In today’s fluid risk landscape, the shipping industry is frequently reminded of the cost of doing business globally. The threat of damage and destruction to all ships, especially the frequently-targeted container ships and their cargoes, looms large and the downstream financial effects are still unfolding. As Houthi rebels persist in their attacks, these impacts should be brought to light.

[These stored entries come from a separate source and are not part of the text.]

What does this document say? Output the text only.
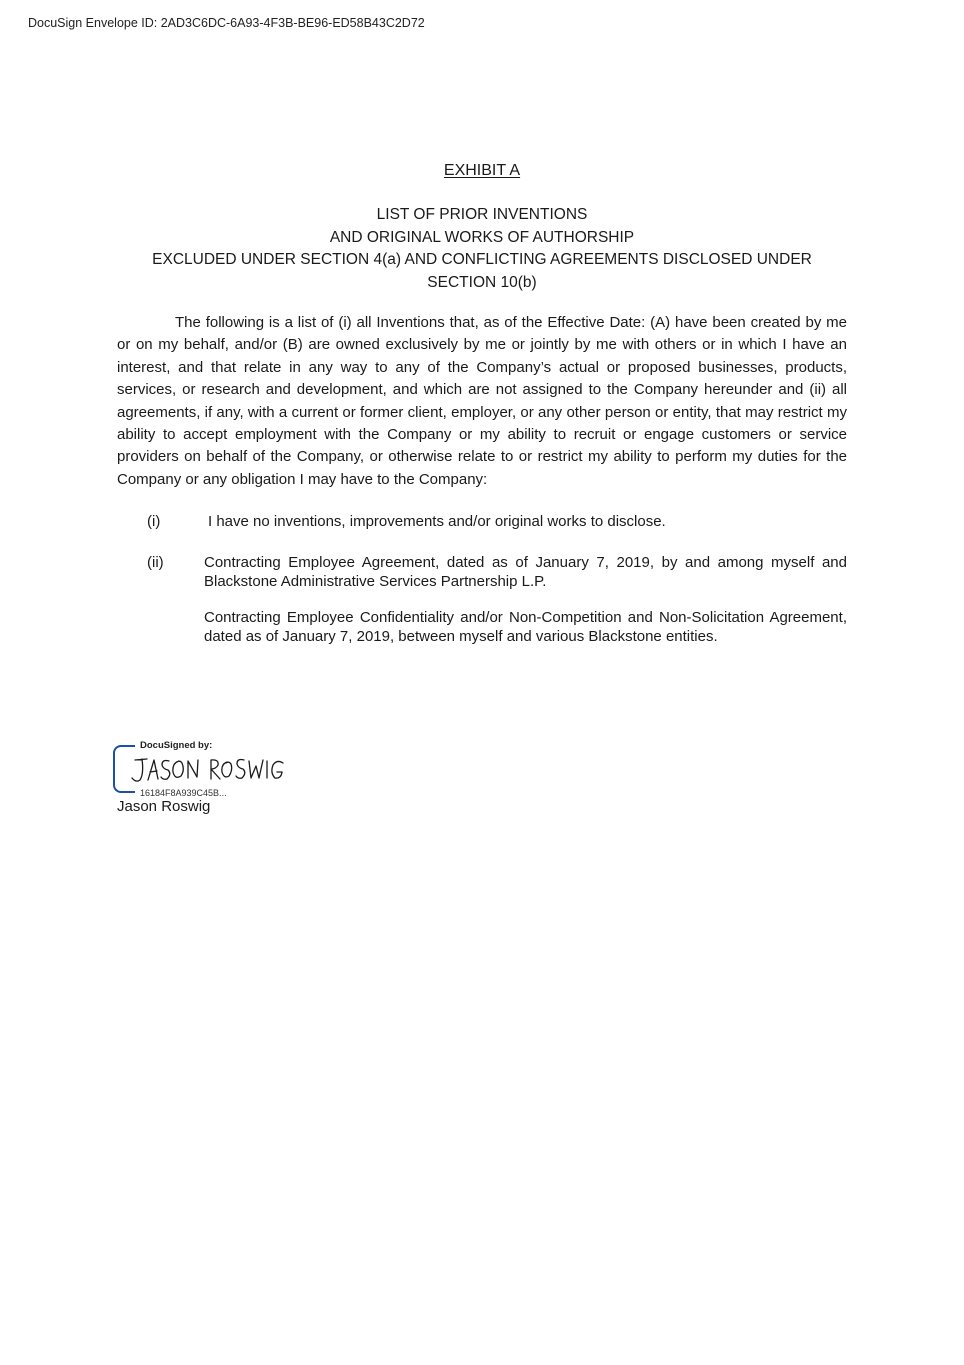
DocuSign Envelope ID: 2AD3C6DC-6A93-4F3B-BE96-ED58B43C2D72
EXHIBIT A
LIST OF PRIOR INVENTIONS
AND ORIGINAL WORKS OF AUTHORSHIP
EXCLUDED UNDER SECTION 4(a) AND CONFLICTING AGREEMENTS DISCLOSED UNDER
SECTION 10(b)
The following is a list of (i) all Inventions that, as of the Effective Date: (A) have been created by me or on my behalf, and/or (B) are owned exclusively by me or jointly by me with others or in which I have an interest, and that relate in any way to any of the Company’s actual or proposed businesses, products, services, or research and development, and which are not assigned to the Company hereunder and (ii) all agreements, if any, with a current or former client, employer, or any other person or entity, that may restrict my ability to accept employment with the Company or my ability to recruit or engage customers or service providers on behalf of the Company, or otherwise relate to or restrict my ability to perform my duties for the Company or any obligation I may have to the Company:
(i)	I have no inventions, improvements and/or original works to disclose.
(ii)	Contracting Employee Agreement, dated as of January 7, 2019, by and among myself and Blackstone Administrative Services Partnership L.P.
Contracting Employee Confidentiality and/or Non-Competition and Non-Solicitation Agreement, dated as of January 7, 2019, between myself and various Blackstone entities.
DocuSigned by:
16184F8A939C45B...
Jason Roswig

The more obvious effects are the approximate 3,300 nautical miles over an additional 10 days or more transit time, which increases transit costs, ties up vessel fleet and equipment, and can wreak havoc on berth schedules at destination. Importantly, it affects the timing of collections, which is critical to managing cash flow. There are effects on shipping lines’ collections, receivables, and cash flow to consider. An often-underestimated impact is higher DSO* and uncertainty with forecasting cash flow. For some charges, the clock on shipping customers’ credit terms starts on the sail date from the origin port, and there is a standard number of days applied for most customers. Even if the number of days provided to customers for credit remains unchanged, we expect that the extended transit time will effectively delay payment by an equivalent number of days due to customers’ expectation to pay later.
As a result, DSO will take a hit to the tune of 10 or more days for shipments on the affected trades. This delayed cash flow may not be insubstantial given the number of bookings utilizing these trade lanes. For those customers whose credit terms begin on the date of container availability at destination, DSO will not be impacted from the longer transit. In this case, DSO may still look healthy even though collections are completed later. In either case, credit terms beginning at origin sail date or at destination arrival date, cash flow suffers.
*Days Sales Outstanding, a measure of the average number of days that it takes a company to collect payment after sale.